# iRig Recorder brings high quality audio recordings to Android



## editor (Jan 9, 2013)

Apple has been miles ahead when it comes to sound recording on iOS devices, but this is great news for Android users. 

The app comes out at the end of the month and you can hook up clip on stereo mics/ XLR mics via their accessories. 








http://www.wirefresh.com/audio-irig...lity-sound-recording-to-the-android-platform/


----------



## elbows (Jan 9, 2013)

Yes I've recently started getting some iRig kit for my ipad and its nice to see some of their wares coming to android.

Should probably note that the ones they are bringing to android seem to be the ones that use the line-in thats built into your device via the headphone socket, so some aspects of the quality will be determined by your device. I'm not sure why they havent brought their guitar input to android yet. Although I note that they've just announced a new one for the ipad that uses the dock connector rather than the standard audio in, to improve on the quality of the old one which was not as good as some of the competition, so perhaps thats why.


----------



## Mr Smin (Jan 10, 2013)

elbows said:


> Should probably note that the ones they are bringing to android seem to be the ones that use the line-in thats built into your device via the headphone socket, so some aspects of the quality will be determined by your device.


 Is that line-in standard on android? I have two samsung devices and I'd never heard of it.


----------



## stuff_it (Jan 10, 2013)

Mr Smin said:


> Is that line-in standard on android? I have two samsung devices and I'd never heard of it.


It's your headphone jack.


----------



## Mr Smin (Jan 10, 2013)

stuff_it said:


> It's your headphone jack.


I've been googling and not found any mention of it. It's a bit niche but still surprising they don't trumpet it.


----------



## gentlegreen (Jan 10, 2013)

Electrets always seem to need the 20db mic boost on soundcards.
Their output is quite high, but not _*that*_ high ...

I was all set to experiment with an external mic shortly ..

I tried a free sound recorder a while back and was chuffed to capture a woodpecker from several hundred yards.


----------



## stuff_it (Jan 10, 2013)

Mr Smin said:


> I've been googling and not found any mention of it. It's a bit niche but still surprising they don't trumpet it.


A line-in is music technology speak for any sound input jack. It's not specialist or niche. 



elbows said:


> <snip>t the ones they are bringing to android seem to be the ones that use the line-in thats built into your device via the headphone socket<snip>


 
This means that the android devices use the headphone jack as an input. Thus:


----------



## editor (Jan 10, 2013)

Mr Smin said:


> Is that line-in standard on android? I have two samsung devices and I'd never heard of it.

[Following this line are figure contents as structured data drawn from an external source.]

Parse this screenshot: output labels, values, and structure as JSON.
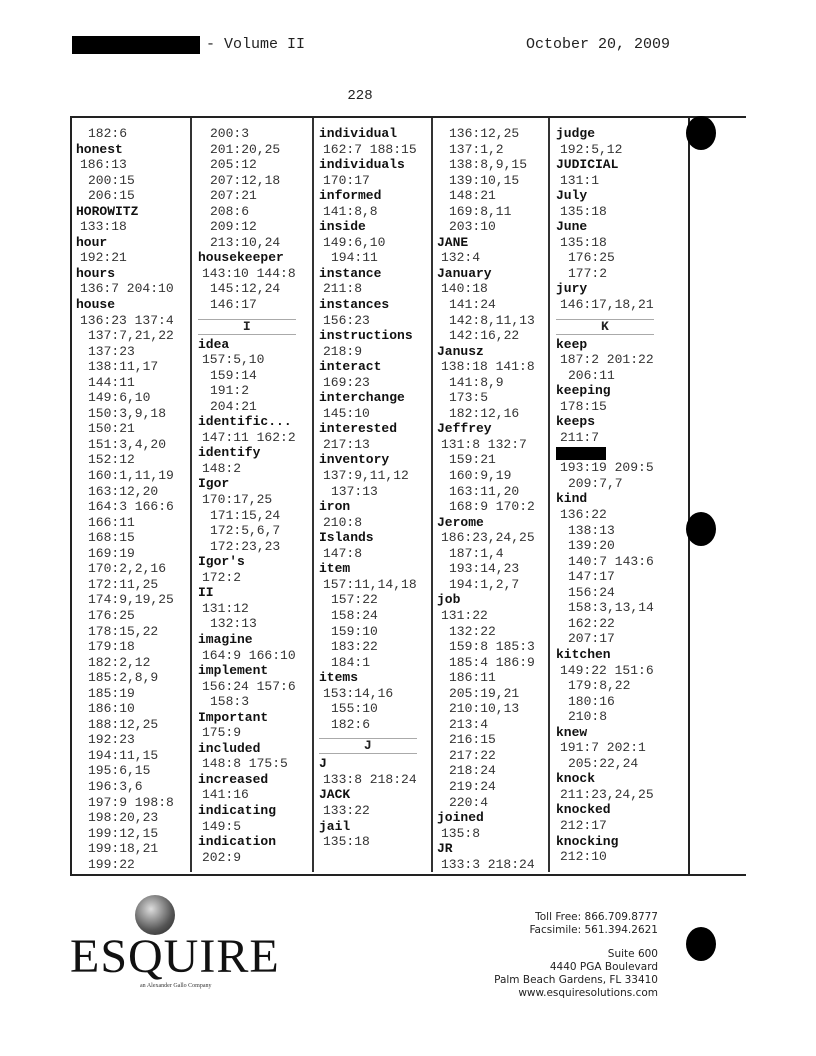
{
  "header": {
    "volume": "- Volume II",
    "date": "October 20, 2009",
    "page_number": "228"
  },
  "index_columns": [
    [
      [
        "c",
        "182:6"
      ],
      [
        "h",
        "honest"
      ],
      [
        "r",
        "186:13"
      ],
      [
        "c",
        "200:15"
      ],
      [
        "c",
        "206:15"
      ],
      [
        "h",
        "HOROWITZ"
      ],
      [
        "r",
        "133:18"
      ],
      [
        "h",
        "hour"
      ],
      [
        "r",
        "192:21"
      ],
      [
        "h",
        "hours"
      ],
      [
        "r",
        "136:7 204:10"
      ],
      [
        "h",
        "house"
      ],
      [
        "r",
        "136:23 137:4"
      ],
      [
        "c",
        "137:7,21,22"
      ],
      [
        "c",
        "137:23"
      ],
      [
        "c",
        "138:11,17"
      ],
      [
        "c",
        "144:11"
      ],
      [
        "c",
        "149:6,10"
      ],
      [
        "c",
        "150:3,9,18"
      ],
      [
        "c",
        "150:21"
      ],
      [
        "c",
        "151:3,4,20"
      ],
      [
        "c",
        "152:12"
      ],
      [
        "c",
        "160:1,11,19"
      ],
      [
        "c",
        "163:12,20"
      ],
      [
        "c",
        "164:3 166:6"
      ],
      [
        "c",
        "166:11"
      ],
      [
        "c",
        "168:15"
      ],
      [
        "c",
        "169:19"
      ],
      [
        "c",
        "170:2,2,16"
      ],
      [
        "c",
        "172:11,25"
      ],
      [
        "c",
        "174:9,19,25"
      ],
      [
        "c",
        "176:25"
      ],
      [
        "c",
        "178:15,22"
      ],
      [
        "c",
        "179:18"
      ],
      [
        "c",
        "182:2,12"
      ],
      [
        "c",
        "185:2,8,9"
      ],
      [
        "c",
        "185:19"
      ],
      [
        "c",
        "186:10"
      ],
      [
        "c",
        "188:12,25"
      ],
      [
        "c",
        "192:23"
      ],
      [
        "c",
        "194:11,15"
      ],
      [
        "c",
        "195:6,15"
      ],
      [
        "c",
        "196:3,6"
      ],
      [
        "c",
        "197:9 198:8"
      ],
      [
        "c",
        "198:20,23"
      ],
      [
        "c",
        "199:12,15"
      ],
      [
        "c",
        "199:18,21"
      ],
      [
        "c",
        "199:22"
      ]
    ],
    [
      [
        "c",
        "200:3"
      ],
      [
        "c",
        "201:20,25"
      ],
      [
        "c",
        "205:12"
      ],
      [
        "c",
        "207:12,18"
      ],
      [
        "c",
        "207:21"
      ],
      [
        "c",
        "208:6"
      ],
      [
        "c",
        "209:12"
      ],
      [
        "c",
        "213:10,24"
      ],
      [
        "h",
        "housekeeper"
      ],
      [
        "r",
        "143:10 144:8"
      ],
      [
        "c",
        "145:12,24"
      ],
      [
        "c",
        "146:17"
      ],
      [
        "s",
        "I"
      ],
      [
        "h",
        "idea"
      ],
      [
        "r",
        "157:5,10"
      ],
      [
        "c",
        "159:14"
      ],
      [
        "c",
        "191:2"
      ],
      [
        "c",
        "204:21"
      ],
      [
        "h",
        "identific..."
      ],
      [
        "r",
        "147:11 162:2"
      ],
      [
        "h",
        "identify"
      ],
      [
        "r",
        "148:2"
      ],
      [
        "h",
        "Igor"
      ],
      [
        "r",
        "170:17,25"
      ],
      [
        "c",
        "171:15,24"
      ],
      [
        "c",
        "172:5,6,7"
      ],
      [
        "c",
        "172:23,23"
      ],
      [
        "h",
        "Igor's"
      ],
      [
        "r",
        "172:2"
      ],
      [
        "h",
        "II"
      ],
      [
        "r",
        "131:12"
      ],
      [
        "c",
        "132:13"
      ],
      [
        "h",
        "imagine"
      ],
      [
        "r",
        "164:9 166:10"
      ],
      [
        "h",
        "implement"
      ],
      [
        "r",
        "156:24 157:6"
      ],
      [
        "c",
        "158:3"
      ],
      [
        "h",
        "Important"
      ],
      [
        "r",
        "175:9"
      ],
      [
        "h",
        "included"
      ],
      [
        "r",
        "148:8 175:5"
      ],
      [
        "h",
        "increased"
      ],
      [
        "r",
        "141:16"
      ],
      [
        "h",
        "indicating"
      ],
      [
        "r",
        "149:5"
      ],
      [
        "h",
        "indication"
      ],
      [
        "r",
        "202:9"
      ]
    ],
    [
      [
        "h",
        "individual"
      ],
      [
        "r",
        "162:7 188:15"
      ],
      [
        "h",
        "individuals"
      ],
      [
        "r",
        "170:17"
      ],
      [
        "h",
        "informed"
      ],
      [
        "r",
        "141:8,8"
      ],
      [
        "h",
        "inside"
      ],
      [
        "r",
        "149:6,10"
      ],
      [
        "c",
        "194:11"
      ],
      [
        "h",
        "instance"
      ],
      [
        "r",
        "211:8"
      ],
      [
        "h",
        "instances"
      ],
      [
        "r",
        "156:23"
      ],
      [
        "h",
        "instructions"
      ],
      [
        "r",
        "218:9"
      ],
      [
        "h",
        "interact"
      ],
      [
        "r",
        "169:23"
      ],
      [
        "h",
        "interchange"
      ],
      [
        "r",
        "145:10"
      ],
      [
        "h",
        "interested"
      ],
      [
        "r",
        "217:13"
      ],
      [
        "h",
        "inventory"
      ],
      [
        "r",
        "137:9,11,12"
      ],
      [
        "c",
        "137:13"
      ],
      [
        "h",
        "iron"
      ],
      [
        "r",
        "210:8"
      ],
      [
        "h",
        "Islands"
      ],
      [
        "r",
        "147:8"
      ],
      [
        "h",
        "item"
      ],
      [
        "r",
        "157:11,14,18"
      ],
      [
        "c",
        "157:22"
      ],
      [
        "c",
        "158:24"
      ],
      [
        "c",
        "159:10"
      ],
      [
        "c",
        "183:22"
      ],
      [
        "c",
        "184:1"
      ],
      [
        "h",
        "items"
      ],
      [
        "r",
        "153:14,16"
      ],
      [
        "c",
        "155:10"
      ],
      [
        "c",
        "182:6"
      ],
      [
        "s",
        "J"
      ],
      [
        "h",
        "J"
      ],
      [
        "r",
        "133:8 218:24"
      ],
      [
        "h",
        "JACK"
      ],
      [
        "r",
        "133:22"
      ],
      [
        "h",
        "jail"
      ],
      [
        "r",
        "135:18"
      ]
    ],
    [
      [
        "c",
        "136:12,25"
      ],
      [
        "c",
        "137:1,2"
      ],
      [
        "c",
        "138:8,9,15"
      ],
      [
        "c",
        "139:10,15"
      ],
      [
        "c",
        "148:21"
      ],
      [
        "c",
        "169:8,11"
      ],
      [
        "c",
        "203:10"
      ],
      [
        "h",
        "JANE"
      ],
      [
        "r",
        "132:4"
      ],
      [
        "h",
        "January"
      ],
      [
        "r",
        "140:18"
      ],
      [
        "c",
        "141:24"
      ],
      [
        "c",
        "142:8,11,13"
      ],
      [
        "c",
        "142:16,22"
      ],
      [
        "h",
        "Janusz"
      ],
      [
        "r",
        "138:18 141:8"
      ],
      [
        "c",
        "141:8,9"
      ],
      [
        "c",
        "173:5"
      ],
      [
        "c",
        "182:12,16"
      ],
      [
        "h",
        "Jeffrey"
      ],
      [
        "r",
        "131:8 132:7"
      ],
      [
        "c",
        "159:21"
      ],
      [
        "c",
        "160:9,19"
      ],
      [
        "c",
        "163:11,20"
      ],
      [
        "c",
        "168:9 170:2"
      ],
      [
        "h",
        "Jerome"
      ],
      [
        "r",
        "186:23,24,25"
      ],
      [
        "c",
        "187:1,4"
      ],
      [
        "c",
        "193:14,23"
      ],
      [
        "c",
        "194:1,2,7"
      ],
      [
        "h",
        "job"
      ],
      [
        "r",
        "131:22"
      ],
      [
        "c",
        "132:22"
      ],
      [
        "c",
        "159:8 185:3"
      ],
      [
        "c",
        "185:4 186:9"
      ],
      [
        "c",
        "186:11"
      ],
      [
        "c",
        "205:19,21"
      ],
      [
        "c",
        "210:10,13"
      ],
      [
        "c",
        "213:4"
      ],
      [
        "c",
        "216:15"
      ],
      [
        "c",
        "217:22"
      ],
      [
        "c",
        "218:24"
      ],
      [
        "c",
        "219:24"
      ],
      [
        "c",
        "220:4"
      ],
      [
        "h",
        "joined"
      ],
      [
        "r",
        "135:8"
      ],
      [
        "h",
        "JR"
      ],
      [
        "r",
        "133:3 218:24"
      ]
    ],
    [
      [
        "h",
        "judge"
      ],
      [
        "r",
        "192:5,12"
      ],
      [
        "h",
        "JUDICIAL"
      ],
      [
        "r",
        "131:1"
      ],
      [
        "h",
        "July"
      ],
      [
        "r",
        "135:18"
      ],
      [
        "h",
        "June"
      ],
      [
        "r",
        "135:18"
      ],
      [
        "c",
        "176:25"
      ],
      [
        "c",
        "177:2"
      ],
      [
        "h",
        "jury"
      ],
      [
        "r",
        "146:17,18,21"
      ],
      [
        "s",
        "K"
      ],
      [
        "h",
        "keep"
      ],
      [
        "r",
        "187:2 201:22"
      ],
      [
        "c",
        "206:11"
      ],
      [
        "h",
        "keeping"
      ],
      [
        "r",
        "178:15"
      ],
      [
        "h",
        "keeps"
      ],
      [
        "r",
        "211:7"
      ],
      [
        "x",
        ""
      ],
      [
        "r",
        "193:19 209:5"
      ],
      [
        "c",
        "209:7,7"
      ],
      [
        "h",
        "kind"
      ],
      [
        "r",
        "136:22"
      ],
      [
        "c",
        "138:13"
      ],
      [
        "c",
        "139:20"
      ],
      [
        "c",
        "140:7 143:6"
      ],
      [
        "c",
        "147:17"
      ],
      [
        "c",
        "156:24"
      ],
      [
        "c",
        "158:3,13,14"
      ],
      [
        "c",
        "162:22"
      ],
      [
        "c",
        "207:17"
      ],
      [
        "h",
        "kitchen"
      ],
      [
        "r",
        "149:22 151:6"
      ],
      [
        "c",
        "179:8,22"
      ],
      [
        "c",
        "180:16"
      ],
      [
        "c",
        "210:8"
      ],
      [
        "h",
        "knew"
      ],
      [
        "r",
        "191:7 202:1"
      ],
      [
        "c",
        "205:22,24"
      ],
      [
        "h",
        "knock"
      ],
      [
        "r",
        "211:23,24,25"
      ],
      [
        "h",
        "knocked"
      ],
      [
        "r",
        "212:17"
      ],
      [
        "h",
        "knocking"
      ],
      [
        "r",
        "212:10"
      ]
    ]
  ],
  "footer": {
    "logo_word": "ESQUIRE",
    "logo_tagline": "an Alexander Gallo Company",
    "toll_free": "Toll Free: 866.709.8777",
    "facsimile": "Facsimile: 561.394.2621",
    "suite": "Suite 600",
    "street": "4440 PGA Boulevard",
    "city": "Palm Beach Gardens, FL 33410",
    "website": "www.esquiresolutions.com"
  }
}
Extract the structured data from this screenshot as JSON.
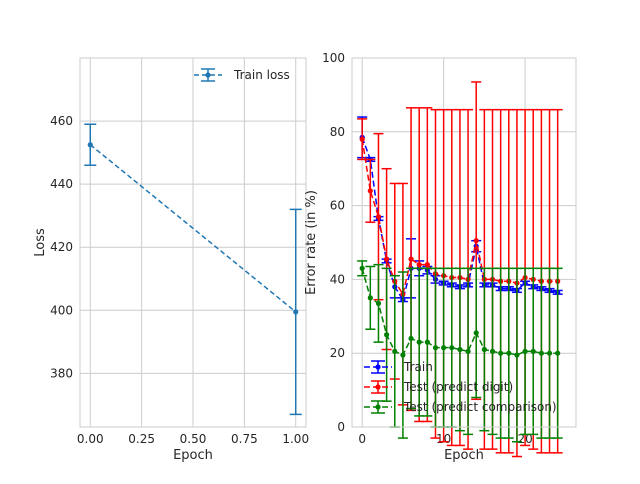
{
  "colors": {
    "loss": "#1f77b4",
    "train": "#0000ff",
    "test_digit": "#ff0000",
    "test_comparison": "#008000",
    "grid": "#cccccc",
    "spine": "#cccccc"
  },
  "chart_data": [
    {
      "type": "line",
      "errorbars": true,
      "xlabel": "Epoch",
      "ylabel": "Loss",
      "xlim": [
        -0.05,
        1.05
      ],
      "ylim": [
        363,
        480
      ],
      "x_ticks": [
        "0.00",
        "0.25",
        "0.50",
        "0.75",
        "1.00"
      ],
      "y_ticks": [
        "380",
        "400",
        "420",
        "440",
        "460"
      ],
      "grid": true,
      "legend_position": "top-right",
      "series": [
        {
          "name": "Train loss",
          "x": [
            0,
            1
          ],
          "y": [
            452.5,
            399.5
          ],
          "err": [
            6.5,
            32.5
          ]
        }
      ]
    },
    {
      "type": "line",
      "errorbars": true,
      "xlabel": "Epoch",
      "ylabel": "Error rate (in %)",
      "xlim": [
        -1.25,
        26.25
      ],
      "ylim": [
        0,
        100
      ],
      "x_ticks": [
        "0",
        "10",
        "20"
      ],
      "y_ticks": [
        "0",
        "20",
        "40",
        "60",
        "80",
        "100"
      ],
      "grid": true,
      "legend_position": "lower-left",
      "series": [
        {
          "name": "Train",
          "x": [
            0,
            1,
            2,
            3,
            4,
            5,
            6,
            7,
            8,
            9,
            10,
            11,
            12,
            13,
            14,
            15,
            16,
            17,
            18,
            19,
            20,
            21,
            22,
            23,
            24
          ],
          "y": [
            78.5,
            72.5,
            56.5,
            45,
            38,
            34.5,
            43,
            43,
            42.5,
            40,
            39,
            38.5,
            38,
            38.5,
            49,
            38.5,
            38.5,
            37.5,
            37.5,
            37,
            39,
            38,
            37.5,
            37,
            36.5
          ],
          "err": [
            5.5,
            0.5,
            0.5,
            0.5,
            3,
            0.5,
            8,
            2,
            1,
            1,
            0.5,
            0.5,
            0.5,
            0.5,
            1.5,
            0.5,
            0.5,
            0.5,
            0.5,
            0.5,
            0.5,
            0.5,
            0.5,
            0.5,
            0.5
          ]
        },
        {
          "name": "Test (predict digit)",
          "x": [
            0,
            1,
            2,
            3,
            4,
            5,
            6,
            7,
            8,
            9,
            10,
            11,
            12,
            13,
            14,
            15,
            16,
            17,
            18,
            19,
            20,
            21,
            22,
            23,
            24
          ],
          "y": [
            78,
            64,
            57,
            45.5,
            39.5,
            36,
            45.5,
            44,
            44,
            41.5,
            41,
            40.5,
            40.5,
            40,
            50.5,
            40,
            40,
            39.5,
            39.5,
            39,
            40.5,
            40,
            39.5,
            39.5,
            39.5
          ],
          "err": [
            5.5,
            8.5,
            22.5,
            24.5,
            26.5,
            30,
            41,
            42.5,
            42.5,
            44.5,
            45,
            45.5,
            45.5,
            46,
            43,
            46,
            46,
            46.5,
            46.5,
            47,
            45.5,
            46,
            46.5,
            46.5,
            46.5
          ]
        },
        {
          "name": "Test (predict comparison)",
          "x": [
            0,
            1,
            2,
            3,
            4,
            5,
            6,
            7,
            8,
            9,
            10,
            11,
            12,
            13,
            14,
            15,
            16,
            17,
            18,
            19,
            20,
            21,
            22,
            23,
            24
          ],
          "y": [
            43,
            35,
            33.5,
            25,
            20.5,
            19.5,
            24,
            23,
            23,
            21.5,
            21.5,
            21.5,
            21,
            20.5,
            25.5,
            21,
            20.5,
            20,
            20,
            19.5,
            20.5,
            20.5,
            20,
            20,
            20
          ],
          "err": [
            2,
            8.5,
            10.5,
            18,
            20.5,
            22.5,
            19,
            20,
            20,
            21.5,
            21.5,
            21.5,
            22,
            22.5,
            17.5,
            22,
            22.5,
            23,
            23,
            23.5,
            22.5,
            22.5,
            23,
            23,
            23
          ]
        }
      ]
    }
  ]
}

It's how hands free headphones work.


----------



## Mr Smin (Jan 11, 2013)

editor said:


> It's how hands free headphones work.


obvious when you put it like that. duh

stuff_it: when I said niche I meant only a minority of users will be plugging a proper mic in


----------



## editor (Feb 19, 2013)

It still hasn't appeared yet but I emailed them and they assured me it's 'coming soon.'  

Meanwhile, here's some music apps for Android:
http://www.musicradar.com/news/tech/the-best-android-music-making-apps-in-the-world-today-276167/16

*yes, I know there's a far better choice on iOS


----------